Further back in the catalog, “The South’s Too Fat To Rise Again” winks at the waistlines of Confederate dreamers, while “Up the Dosage” lists all the debauchery corroding the bellies and brains of people until psychosis makes ‘em finally drive off cliffs. Then the bluesy porch-holler “Lazy Jesus” is like a South Park caricature of a religious idol that heals the sick but can’t fix a damn chair.

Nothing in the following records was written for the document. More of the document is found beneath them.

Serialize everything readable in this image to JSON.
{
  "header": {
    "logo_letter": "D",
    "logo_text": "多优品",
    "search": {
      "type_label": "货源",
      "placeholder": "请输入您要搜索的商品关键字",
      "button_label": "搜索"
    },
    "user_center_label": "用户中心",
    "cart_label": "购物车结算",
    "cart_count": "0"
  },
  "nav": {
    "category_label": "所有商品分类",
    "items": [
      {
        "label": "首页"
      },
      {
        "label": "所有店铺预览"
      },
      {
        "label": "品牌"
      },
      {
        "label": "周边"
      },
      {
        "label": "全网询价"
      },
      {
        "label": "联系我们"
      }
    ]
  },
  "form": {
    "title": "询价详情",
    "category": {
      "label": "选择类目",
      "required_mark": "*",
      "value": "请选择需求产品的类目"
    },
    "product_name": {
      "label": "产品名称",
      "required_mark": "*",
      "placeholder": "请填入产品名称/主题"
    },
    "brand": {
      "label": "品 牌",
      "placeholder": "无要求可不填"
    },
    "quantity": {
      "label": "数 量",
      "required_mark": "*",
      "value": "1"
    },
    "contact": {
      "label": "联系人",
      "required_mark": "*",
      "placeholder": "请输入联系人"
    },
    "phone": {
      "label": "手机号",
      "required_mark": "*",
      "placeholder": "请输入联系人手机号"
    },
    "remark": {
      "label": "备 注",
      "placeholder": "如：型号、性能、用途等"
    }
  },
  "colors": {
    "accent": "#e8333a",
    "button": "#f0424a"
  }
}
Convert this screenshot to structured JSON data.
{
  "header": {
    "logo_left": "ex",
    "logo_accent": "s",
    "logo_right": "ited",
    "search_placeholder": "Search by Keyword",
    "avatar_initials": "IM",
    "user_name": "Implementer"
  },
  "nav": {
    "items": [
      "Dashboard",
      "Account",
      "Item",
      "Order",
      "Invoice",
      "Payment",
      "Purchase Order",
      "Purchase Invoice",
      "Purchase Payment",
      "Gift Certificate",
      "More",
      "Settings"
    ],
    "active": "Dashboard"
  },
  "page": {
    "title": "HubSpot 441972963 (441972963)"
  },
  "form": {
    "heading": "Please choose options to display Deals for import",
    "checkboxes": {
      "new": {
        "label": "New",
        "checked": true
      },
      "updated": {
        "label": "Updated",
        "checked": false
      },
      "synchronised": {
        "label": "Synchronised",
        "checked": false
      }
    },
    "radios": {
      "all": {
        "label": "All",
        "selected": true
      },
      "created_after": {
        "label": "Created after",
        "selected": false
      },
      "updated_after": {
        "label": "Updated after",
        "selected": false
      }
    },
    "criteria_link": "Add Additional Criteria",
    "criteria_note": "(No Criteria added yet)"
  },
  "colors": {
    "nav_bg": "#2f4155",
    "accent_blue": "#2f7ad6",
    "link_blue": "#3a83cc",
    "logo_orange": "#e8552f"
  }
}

And such comedy stirs their core. As Cartwright vows, “There aren’t that many funny people writing lyrics. So, I have to be extra funny to make up for them all. The first time anyone hears the lyrics is in the studio when I’m recording vocals. If I hear laughter coming from the control room, I know I’ve done my job. Someone once told me that it seems it’s more important to me to make my bandmates laugh than to have a hit record. Someone has to have their priorities in order.”

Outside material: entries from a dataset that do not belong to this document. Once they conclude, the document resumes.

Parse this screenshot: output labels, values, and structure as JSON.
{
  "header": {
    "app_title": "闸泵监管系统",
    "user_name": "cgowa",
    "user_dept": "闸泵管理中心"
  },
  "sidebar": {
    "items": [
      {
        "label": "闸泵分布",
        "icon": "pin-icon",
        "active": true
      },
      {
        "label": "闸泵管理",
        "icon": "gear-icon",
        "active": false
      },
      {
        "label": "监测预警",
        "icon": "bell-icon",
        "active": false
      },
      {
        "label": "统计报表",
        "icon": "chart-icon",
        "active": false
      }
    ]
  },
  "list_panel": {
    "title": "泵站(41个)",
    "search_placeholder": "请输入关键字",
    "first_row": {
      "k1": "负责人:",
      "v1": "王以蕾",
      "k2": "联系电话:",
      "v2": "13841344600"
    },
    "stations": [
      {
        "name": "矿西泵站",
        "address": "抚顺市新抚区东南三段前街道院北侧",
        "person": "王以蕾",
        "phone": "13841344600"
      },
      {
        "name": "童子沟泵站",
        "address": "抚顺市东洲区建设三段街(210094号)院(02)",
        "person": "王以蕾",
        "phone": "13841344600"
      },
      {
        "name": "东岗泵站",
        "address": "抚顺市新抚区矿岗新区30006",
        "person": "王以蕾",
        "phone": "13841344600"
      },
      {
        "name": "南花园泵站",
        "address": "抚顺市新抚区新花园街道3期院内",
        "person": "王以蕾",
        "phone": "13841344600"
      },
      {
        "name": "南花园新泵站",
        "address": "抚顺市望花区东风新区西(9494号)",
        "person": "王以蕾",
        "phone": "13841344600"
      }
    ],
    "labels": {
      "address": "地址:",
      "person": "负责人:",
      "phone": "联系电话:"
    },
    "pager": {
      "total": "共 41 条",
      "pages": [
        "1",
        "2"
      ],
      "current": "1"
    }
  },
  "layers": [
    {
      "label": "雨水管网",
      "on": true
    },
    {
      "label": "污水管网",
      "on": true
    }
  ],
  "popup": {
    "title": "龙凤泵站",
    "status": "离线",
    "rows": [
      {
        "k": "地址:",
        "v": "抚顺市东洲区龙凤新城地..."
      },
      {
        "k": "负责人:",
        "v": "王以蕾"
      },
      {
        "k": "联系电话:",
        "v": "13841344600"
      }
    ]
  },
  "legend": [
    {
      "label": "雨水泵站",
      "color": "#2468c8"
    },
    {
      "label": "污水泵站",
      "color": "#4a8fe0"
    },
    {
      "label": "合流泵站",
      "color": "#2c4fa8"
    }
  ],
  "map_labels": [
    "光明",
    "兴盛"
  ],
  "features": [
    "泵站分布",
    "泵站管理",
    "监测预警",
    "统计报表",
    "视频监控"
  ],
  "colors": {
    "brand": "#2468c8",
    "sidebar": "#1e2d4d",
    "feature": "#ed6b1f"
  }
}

And buried beneath the gasoline whiffs and molten-metal, some bareknuckle politics abound, whether the band is being critical of corrupt state troopers harassing touring rockers in “Ain’t Your Business” or unleashing “We Want a War,” which seduces licks from 1970’s thunderfoots like Deep Purple to tell the tale of numb war mongers who attack those “who don’t look like us,” all ending in horror.

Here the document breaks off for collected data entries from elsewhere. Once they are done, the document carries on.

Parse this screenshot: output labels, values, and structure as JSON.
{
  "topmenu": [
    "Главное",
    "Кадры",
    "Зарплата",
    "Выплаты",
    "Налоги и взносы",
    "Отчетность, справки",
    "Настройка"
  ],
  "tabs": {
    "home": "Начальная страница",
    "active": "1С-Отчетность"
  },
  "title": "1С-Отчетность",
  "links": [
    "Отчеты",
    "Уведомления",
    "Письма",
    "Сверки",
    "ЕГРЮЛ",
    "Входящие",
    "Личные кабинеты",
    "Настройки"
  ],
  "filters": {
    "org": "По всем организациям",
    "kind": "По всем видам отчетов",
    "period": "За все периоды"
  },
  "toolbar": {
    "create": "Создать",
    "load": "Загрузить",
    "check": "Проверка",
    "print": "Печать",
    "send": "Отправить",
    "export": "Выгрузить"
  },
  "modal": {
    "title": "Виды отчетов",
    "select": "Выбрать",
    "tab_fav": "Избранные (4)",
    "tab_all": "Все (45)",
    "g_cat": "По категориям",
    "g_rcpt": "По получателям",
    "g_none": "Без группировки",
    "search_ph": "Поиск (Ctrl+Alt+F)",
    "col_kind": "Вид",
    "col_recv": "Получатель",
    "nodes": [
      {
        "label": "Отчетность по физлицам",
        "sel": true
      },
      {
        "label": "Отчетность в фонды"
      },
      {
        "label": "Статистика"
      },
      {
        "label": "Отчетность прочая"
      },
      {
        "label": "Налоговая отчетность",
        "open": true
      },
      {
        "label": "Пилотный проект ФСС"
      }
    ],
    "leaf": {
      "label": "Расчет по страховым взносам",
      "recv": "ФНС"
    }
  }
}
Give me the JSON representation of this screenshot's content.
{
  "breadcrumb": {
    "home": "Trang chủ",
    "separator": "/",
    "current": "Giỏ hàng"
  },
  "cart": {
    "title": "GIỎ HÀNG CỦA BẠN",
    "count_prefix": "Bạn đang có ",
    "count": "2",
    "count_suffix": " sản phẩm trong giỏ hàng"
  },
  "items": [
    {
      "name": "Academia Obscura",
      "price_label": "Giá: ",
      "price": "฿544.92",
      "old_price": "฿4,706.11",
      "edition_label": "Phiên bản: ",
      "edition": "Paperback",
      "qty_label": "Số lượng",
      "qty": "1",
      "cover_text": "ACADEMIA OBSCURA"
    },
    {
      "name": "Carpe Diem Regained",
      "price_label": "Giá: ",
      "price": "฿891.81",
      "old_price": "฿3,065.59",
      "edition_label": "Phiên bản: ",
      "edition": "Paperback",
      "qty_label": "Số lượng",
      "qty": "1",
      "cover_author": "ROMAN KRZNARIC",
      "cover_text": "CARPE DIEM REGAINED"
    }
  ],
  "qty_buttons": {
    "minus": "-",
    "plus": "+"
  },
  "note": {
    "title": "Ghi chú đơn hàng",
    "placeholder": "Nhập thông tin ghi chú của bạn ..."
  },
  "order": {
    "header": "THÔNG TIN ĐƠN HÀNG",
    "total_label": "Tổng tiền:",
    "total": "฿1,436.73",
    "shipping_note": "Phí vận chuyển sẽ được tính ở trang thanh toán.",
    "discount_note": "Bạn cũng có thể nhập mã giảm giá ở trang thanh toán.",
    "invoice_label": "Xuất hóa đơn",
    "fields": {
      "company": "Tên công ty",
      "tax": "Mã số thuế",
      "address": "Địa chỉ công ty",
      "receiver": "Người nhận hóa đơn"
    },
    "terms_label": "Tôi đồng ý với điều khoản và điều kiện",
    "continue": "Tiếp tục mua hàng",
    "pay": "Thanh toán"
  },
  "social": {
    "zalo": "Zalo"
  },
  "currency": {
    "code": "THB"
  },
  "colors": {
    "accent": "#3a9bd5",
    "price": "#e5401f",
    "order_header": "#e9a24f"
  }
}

“Thanks for noticing!” Cartwright beamed to me in a message as their van recently screeched down a lonely highway. “I’m very proud of “We Want A War.” Yeah, I hate war and love barbecue! Grilling is better than killing any day. I personally think my spicy chicken and homemade beans could conquer nations.”

In “Atlanta’s Still Burning,” buffoonish men are caricatured as “king[s] of the barbecue nation” roving in “Malibus” as bullets tear through neighborhoods; meanwhile, other men, such as in the trenchant “Pillbilly,” are born into a moonshine heritage but are lured by “Pill mills” and the “oxycotton express” made possible by a system easy to abuse.  Behind the power chords and lustful id of the singer lie these barbed expressions of gritty, on-target humor and eyewitness accounts of working class people being trammeled by addiction.

And since Nashville Pussy are venturing to Texas, the crowd will likely jump out of its skin when they unleash tunes that name drop San Antonio (“Meaner Than My Mama”) or slither like ZZ Top-esque rock-shuffles as Cartwright calls out local icons like Lightnin’ Hopkins (“Good Night for a Heart Attack”).

And Cartwright’s own roots place him in town too. “I saw the Ramones in Houston at Cardi’s in 1984 on the Too Tough To Die Tour. It was very intense. Too intense. I had been a fan since 1978, when I was in 8th grade. I was young and from a small town in Kentucky. I didn’t get to see them until the Houston show … The Ramones was my first punk show. I came ready to pogo.”

“But as soon as the music started, everyone began slam dancing and stage diving. I had no idea what was going on. I kept getting knocked on my ass and kicked in the head. The fact that I had a Springsteen The River shirt on didn’t help. That was a great week of Houston concerts. The Ramones at Cardi’s, Bruce at the Summit, and the Blasters at Fitzgerald’s. I assumed the same crowd would be at all three shows.”

Certainly, Nashville Pussy are not politically correct snowflakes offering soft elbows in a cruel, sleaze-ridden world. They remain down’n’dirty rock’n’roll believers some might disregard as retrograde. But their molten music is an unruly conglomerate of well-carved noise, jacked-up solos, and kick-me beats that often camouflage lyrics that are lurid and wild-eyed, impressive and formidable in their ratty intelligence, and Southern in scope but oozing with a full-fledged, rambunctious, raw-hearted, and ribald American spirit.

Nashville Pussy is scheduled for March 1 at 8 p.m. with openers Hell’s Engine and Speeddealer at White Oak Music Hall, 2915 North Main. For information, visit whiteoakmusichall.com. All ages. Free to 21 and over, Under 21 $15 plus fees.